With the issuance of the ISSB new standards, organizations are looking to navigate a new era of reporting on their climate and sustainability performance. The ISSB was established by the International Financial Reporting Standards (IFRS) Foundation to develop a global, consistent baseline for sustainability-related financial disclosures. Its new standards call for high-quality, transparent, and reliable reporting by companies on climate and other sustainability topics.

The ISSB standards represent the biggest changes to corporate reporting in decades and are essential for addressing the needs of global capital markets.

Key takeaways:

What we are waiting for in the Canadian landscape:

  • The CSSB will review the ISSB standards and decide whether any changes are necessary to make them appropriate for the Canadian landscape (i.e. forming CSSB’s standards).
  • The CSA will then consider whether and over what time these CSSB standards should be mandate. 

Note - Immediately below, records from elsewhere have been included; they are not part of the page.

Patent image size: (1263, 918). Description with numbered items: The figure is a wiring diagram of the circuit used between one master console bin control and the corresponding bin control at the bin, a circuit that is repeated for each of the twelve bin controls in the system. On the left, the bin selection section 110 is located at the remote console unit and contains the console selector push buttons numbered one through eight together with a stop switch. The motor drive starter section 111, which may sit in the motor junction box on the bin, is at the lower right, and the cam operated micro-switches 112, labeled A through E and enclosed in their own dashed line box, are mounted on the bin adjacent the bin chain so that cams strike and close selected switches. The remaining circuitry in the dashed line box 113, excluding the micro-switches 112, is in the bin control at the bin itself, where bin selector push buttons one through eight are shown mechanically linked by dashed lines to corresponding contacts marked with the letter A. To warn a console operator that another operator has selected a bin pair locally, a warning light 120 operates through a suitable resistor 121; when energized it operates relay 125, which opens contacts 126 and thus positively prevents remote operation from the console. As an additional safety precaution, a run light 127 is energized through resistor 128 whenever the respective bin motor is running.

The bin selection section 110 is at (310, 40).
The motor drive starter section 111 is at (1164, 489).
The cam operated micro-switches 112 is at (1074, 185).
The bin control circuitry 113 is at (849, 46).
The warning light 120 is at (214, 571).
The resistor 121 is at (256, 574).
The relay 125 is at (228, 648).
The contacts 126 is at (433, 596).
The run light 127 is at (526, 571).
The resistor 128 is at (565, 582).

Here are three major impacts on Canadian companies resulting from the new standards:

  1. Sustainability reporting will be different from what it’s been up until now—the ISSB standards require companies to disclose the links between environmental risks and financial results.
  2. The finance function’s role in reporting is changing—getting alignment on the target operating model for reporting and the role that finance and other parts of the organization are going to play is a crucial first step.
  3. Reporting cycles are likely to get shorter—sustainability reporting will most likely be included in the same reporting cycle as the annual information form (AIF) or management’s discussion and analysis (MD&A).